Like others who flocked to see the blockbuster movie "Avatar," 26-year-old Santina Muha was thrilled by the visuals.
But unlike the majority of people in the theatre, she wasn't just imagining life on the distant moon Pandora. She was vicariously living the fantasy of regaining the use of her legs.
"The scene where the character goes from his wheelchair into his 'avatar,' where he's walking and playing basketball, it was really touching," said Muha, who had a spinal cord injury in a car accident at age 5.
"It gave me chills," she said. "I'm a wheelchair user for 20 years; I can't even remember what it was like…just stretching his legs out like that. He must have just felt like it was the ultimate stretch."
Audiences learn that the hero, Cpl. Jake Sully, lost the use of his legs while on duty as a Marine. Sully, played by able-bodied Sam Worthington, ends up on a mission to the lush moon of a distant planet where current technology gives his mind access to a cloned body of one of the local humanoid aliens, the Na'vi.
The human-Na'vi interactions on Pandora have drawn criticism and praise for what some see as political undertones about conquest, environmentalism and war.
But for Muha and others with spinal cord injuries, the movie's greatest statement was to feature a paraplegic lead character in an action movie.
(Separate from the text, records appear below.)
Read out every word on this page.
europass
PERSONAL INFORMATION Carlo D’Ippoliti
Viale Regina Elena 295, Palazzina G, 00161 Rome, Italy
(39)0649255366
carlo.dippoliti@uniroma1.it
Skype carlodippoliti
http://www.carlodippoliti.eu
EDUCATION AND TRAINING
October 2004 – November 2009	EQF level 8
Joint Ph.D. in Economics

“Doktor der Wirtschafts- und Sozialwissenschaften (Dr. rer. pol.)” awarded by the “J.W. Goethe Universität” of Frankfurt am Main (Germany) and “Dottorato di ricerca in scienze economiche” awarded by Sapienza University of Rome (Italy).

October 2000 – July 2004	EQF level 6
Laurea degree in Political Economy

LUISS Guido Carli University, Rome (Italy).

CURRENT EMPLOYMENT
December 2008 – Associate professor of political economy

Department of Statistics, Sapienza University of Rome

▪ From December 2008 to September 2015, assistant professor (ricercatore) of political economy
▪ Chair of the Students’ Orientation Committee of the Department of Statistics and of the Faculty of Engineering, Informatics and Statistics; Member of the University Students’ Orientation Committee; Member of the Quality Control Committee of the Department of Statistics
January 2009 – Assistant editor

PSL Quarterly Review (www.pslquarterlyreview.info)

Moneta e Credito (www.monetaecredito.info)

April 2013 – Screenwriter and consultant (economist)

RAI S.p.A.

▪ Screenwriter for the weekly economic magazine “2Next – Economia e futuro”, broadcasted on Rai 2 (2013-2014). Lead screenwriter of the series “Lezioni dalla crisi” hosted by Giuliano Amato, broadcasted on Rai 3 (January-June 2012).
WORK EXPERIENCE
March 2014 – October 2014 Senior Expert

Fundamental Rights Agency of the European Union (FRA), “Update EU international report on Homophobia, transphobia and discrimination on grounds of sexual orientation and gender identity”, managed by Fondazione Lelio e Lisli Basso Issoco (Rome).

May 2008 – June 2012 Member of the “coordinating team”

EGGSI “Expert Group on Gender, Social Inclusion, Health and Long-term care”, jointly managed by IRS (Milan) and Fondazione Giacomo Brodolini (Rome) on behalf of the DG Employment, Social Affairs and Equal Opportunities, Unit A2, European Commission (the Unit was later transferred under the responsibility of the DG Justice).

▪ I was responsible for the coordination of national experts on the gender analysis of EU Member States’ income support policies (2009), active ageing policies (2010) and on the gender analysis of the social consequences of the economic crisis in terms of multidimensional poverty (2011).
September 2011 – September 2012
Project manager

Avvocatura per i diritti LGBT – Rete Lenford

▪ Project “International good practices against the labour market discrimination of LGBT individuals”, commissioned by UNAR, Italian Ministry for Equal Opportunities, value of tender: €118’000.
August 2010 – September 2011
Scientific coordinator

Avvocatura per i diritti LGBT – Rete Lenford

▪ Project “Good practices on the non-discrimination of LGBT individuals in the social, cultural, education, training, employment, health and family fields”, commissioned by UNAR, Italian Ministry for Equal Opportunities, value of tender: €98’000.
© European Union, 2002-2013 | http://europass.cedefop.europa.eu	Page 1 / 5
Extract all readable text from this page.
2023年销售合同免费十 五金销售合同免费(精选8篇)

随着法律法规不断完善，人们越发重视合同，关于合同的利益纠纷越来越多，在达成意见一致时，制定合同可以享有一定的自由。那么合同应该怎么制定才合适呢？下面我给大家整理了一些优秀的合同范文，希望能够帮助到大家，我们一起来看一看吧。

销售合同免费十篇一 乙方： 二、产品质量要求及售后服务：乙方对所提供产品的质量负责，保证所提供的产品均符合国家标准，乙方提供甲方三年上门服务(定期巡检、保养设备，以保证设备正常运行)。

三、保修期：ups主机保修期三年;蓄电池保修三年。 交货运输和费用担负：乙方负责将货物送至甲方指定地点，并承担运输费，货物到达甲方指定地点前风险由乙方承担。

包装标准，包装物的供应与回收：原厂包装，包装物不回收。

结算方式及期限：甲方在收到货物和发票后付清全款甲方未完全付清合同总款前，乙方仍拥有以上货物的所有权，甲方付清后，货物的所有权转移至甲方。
"I didn't feel like it was a pity story about someone in a wheelchair," said Muha, a communications associate at the National Spinal Cord Injury Association and the current Ms. Wheelchair New Jersey.
Steve Coleman, of the Christopher and Dana Reeve Foundation, thought "Avatar"succeeded in showing the mental and emotional strength of disabled veterans.
"It showed you perspective that, although his legs weren't working, his heart and mind were working," said Coleman.
Coleman, who spent 25 years in U.S. Army Special Operations, also thought Sully's interactions with the Na'vi and with other soldiers on Pandora reflected some real-world dichotomies in the military.
Despite the military themes, Sully's paralysis was pivotal to the plot and the moral crises he faced in the movie.
Muha and other spinal cord injury advocates say they felt his decisions about living in a wheelchair were a welcome change from the way paraplegics are frequently portrayed in popular movies.
Classic Hollywood often used wheelchairs as a symbol of life's tragedies. In "An Affair to Remember," Deborah Kerr loses the use of her legs -- and Cary Grant's love as well.
Recent movies have taken an even darker view of disability.
"'Million Dollar Baby' -- that was really, really badly done from a person-with-disabilities perspective," said Phil Klebine, who is a counselor and a tetraplegic. He has paralysis in his arms and legs, but is able to use a wheelchair.
"Million Dollar Baby" won the Adademy Award as best picture of the year. Directed by Clint Eastwood, the film follows a young woman named Maggie, played by Hillary Swank, who wants to become a boxing champion but is paralyzed in the ring.
"What I hated about 'Million Dollar Baby,' it showed all the worst things about having a disability," said Klebine, who thought all the complications Maggie suffers after her accident could have easily been avoided with decent care.